How I Plan to Leverage AI From Here
File Studio was the first “this changed everything” moment for me. It won’t be the last.
Here’s how I plan to lean into AI going forward:
1. Use AI as my default “first draft” of any product
Instead of opening a blank repo, I’ll:
- Start in an AI-first tool like Vibingbase for desktop apps, or Cursor for web apps
- Let it generate the first usable version
- Then refine based on real user feedback, not hypothetical ideas
Getting to version 0.1 in minutes is a superpower.
2. Let AI handle the “boring but important” stuff
Things like:
- Installers and packaging
- Cross-platform quirks
- Licensing screens and basic integrations
- UI scaffolding and simple components
I’d rather spend my energy on:
- Positioning
- Pricing
- Onboarding
- Talking to users
AI can babysit the plumbing.
3. Stack AI tools together like LEGO
For File Studio, the stack looked like:
- Vibingbase: Build the Mac & Windows app
- Polar: Handle payments and license keys
- Claude / other models: Help with copy, documentation, FAQs, onboarding emails
I expect future projects to look similar: pick a few AI-native tools, glue them together (while adding my taste and product sense in it), ship a beautiful product that feels good to use.
4. Keep everything grounded in real products
The temptation with AI is to stay stuck in “idea land.”
My rule for myself:
If an idea survives the first conversation, it should have a landing page, a prototype, or a preorder within 24-48 hours.
AI makes that possible. The only bottleneck now is my willingness to ship.
A Small, Honest Disclaimer
Just to repeat it clearly:
- I’m not affiliated with Vibingbase.
- I’m not affiliated with Polar.
- There are no referral links hidden in this post.

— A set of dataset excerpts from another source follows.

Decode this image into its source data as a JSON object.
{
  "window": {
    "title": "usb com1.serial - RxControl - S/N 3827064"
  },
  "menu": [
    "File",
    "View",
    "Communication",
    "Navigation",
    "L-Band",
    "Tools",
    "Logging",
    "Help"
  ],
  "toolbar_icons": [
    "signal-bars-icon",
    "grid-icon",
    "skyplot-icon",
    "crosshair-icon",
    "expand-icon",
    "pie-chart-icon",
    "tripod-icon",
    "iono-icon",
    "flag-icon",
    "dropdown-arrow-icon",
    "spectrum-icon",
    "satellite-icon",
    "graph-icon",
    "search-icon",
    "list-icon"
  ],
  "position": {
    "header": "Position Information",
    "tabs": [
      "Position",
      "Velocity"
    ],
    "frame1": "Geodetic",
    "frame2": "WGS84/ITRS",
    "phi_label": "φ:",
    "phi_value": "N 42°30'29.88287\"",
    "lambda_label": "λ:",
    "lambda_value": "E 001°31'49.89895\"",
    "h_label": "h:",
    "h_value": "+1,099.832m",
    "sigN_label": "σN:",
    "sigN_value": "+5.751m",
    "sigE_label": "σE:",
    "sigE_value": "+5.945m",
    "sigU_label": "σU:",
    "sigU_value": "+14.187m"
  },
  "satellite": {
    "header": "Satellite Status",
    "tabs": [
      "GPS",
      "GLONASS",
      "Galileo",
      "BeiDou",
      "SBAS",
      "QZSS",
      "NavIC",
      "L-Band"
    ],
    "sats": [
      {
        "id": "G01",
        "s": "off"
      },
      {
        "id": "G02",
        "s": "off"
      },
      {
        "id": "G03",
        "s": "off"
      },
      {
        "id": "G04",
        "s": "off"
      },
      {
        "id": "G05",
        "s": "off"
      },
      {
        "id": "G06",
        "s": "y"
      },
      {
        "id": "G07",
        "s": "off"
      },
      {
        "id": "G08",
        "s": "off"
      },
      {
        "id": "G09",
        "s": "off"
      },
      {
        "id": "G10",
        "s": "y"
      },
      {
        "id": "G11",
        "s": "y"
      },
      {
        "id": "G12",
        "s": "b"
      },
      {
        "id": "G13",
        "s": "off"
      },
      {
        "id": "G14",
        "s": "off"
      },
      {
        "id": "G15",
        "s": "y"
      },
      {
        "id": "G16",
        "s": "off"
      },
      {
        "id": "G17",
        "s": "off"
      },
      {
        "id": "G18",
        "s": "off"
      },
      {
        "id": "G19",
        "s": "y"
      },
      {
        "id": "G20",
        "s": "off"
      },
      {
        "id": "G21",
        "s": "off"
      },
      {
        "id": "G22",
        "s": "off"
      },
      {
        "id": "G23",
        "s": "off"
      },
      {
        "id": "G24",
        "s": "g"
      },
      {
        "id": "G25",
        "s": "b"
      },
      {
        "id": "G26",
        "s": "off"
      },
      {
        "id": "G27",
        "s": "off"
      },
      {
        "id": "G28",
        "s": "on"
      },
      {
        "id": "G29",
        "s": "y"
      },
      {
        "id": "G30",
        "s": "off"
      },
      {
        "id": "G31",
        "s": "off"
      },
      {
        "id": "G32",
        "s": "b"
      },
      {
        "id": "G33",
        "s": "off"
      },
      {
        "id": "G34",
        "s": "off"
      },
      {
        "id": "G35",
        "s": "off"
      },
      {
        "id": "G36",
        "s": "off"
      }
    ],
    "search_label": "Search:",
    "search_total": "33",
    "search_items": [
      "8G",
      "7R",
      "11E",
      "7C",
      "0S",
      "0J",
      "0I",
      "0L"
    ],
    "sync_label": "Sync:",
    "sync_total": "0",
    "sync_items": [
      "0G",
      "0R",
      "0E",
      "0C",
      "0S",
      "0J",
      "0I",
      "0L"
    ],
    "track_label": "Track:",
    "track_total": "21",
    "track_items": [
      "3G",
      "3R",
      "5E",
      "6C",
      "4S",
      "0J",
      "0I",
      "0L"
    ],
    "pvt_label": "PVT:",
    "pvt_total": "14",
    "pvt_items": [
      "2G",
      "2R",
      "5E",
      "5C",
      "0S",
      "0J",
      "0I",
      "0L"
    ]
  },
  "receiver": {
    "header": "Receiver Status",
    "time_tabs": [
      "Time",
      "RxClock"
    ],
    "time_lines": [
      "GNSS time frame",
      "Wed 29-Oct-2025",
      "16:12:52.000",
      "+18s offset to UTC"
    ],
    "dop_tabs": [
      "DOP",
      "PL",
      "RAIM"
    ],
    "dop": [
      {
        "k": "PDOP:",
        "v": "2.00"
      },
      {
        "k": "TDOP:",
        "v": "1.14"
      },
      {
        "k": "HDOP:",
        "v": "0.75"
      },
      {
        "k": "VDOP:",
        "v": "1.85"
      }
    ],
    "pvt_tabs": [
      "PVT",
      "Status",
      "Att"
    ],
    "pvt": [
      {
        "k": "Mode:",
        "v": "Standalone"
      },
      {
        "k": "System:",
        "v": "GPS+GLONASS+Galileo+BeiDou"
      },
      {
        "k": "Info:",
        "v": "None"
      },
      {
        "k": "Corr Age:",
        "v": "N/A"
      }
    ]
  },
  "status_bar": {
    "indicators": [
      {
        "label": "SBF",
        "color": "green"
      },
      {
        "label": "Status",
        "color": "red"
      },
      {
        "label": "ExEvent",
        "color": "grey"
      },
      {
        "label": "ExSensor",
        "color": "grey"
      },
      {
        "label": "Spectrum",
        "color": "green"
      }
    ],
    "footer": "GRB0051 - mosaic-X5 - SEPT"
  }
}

If You’re Sitting on an App Idea…
If you’ve been:
- Staring at a blank repo
- Over-engineering your stack
- Or quietly judging tools like Cursor because all you want is a finished app, not an AI IDE…
Here’s my honest suggestion:
- Write down what your app should do in plain language.
- Paste that into an AI-native builder.
- See how far you can get in a single evening.
The worst case? You learn something and throw it away.
The best case?
You have your own “magical moment” where an app that used to only exist in your head turns into a real app you can send to someone… and charge for.
We’re at a point where “I want to build a Mac and Windows app” is no longer a multi-month dream.
Sometimes, it’s just one good prompt away.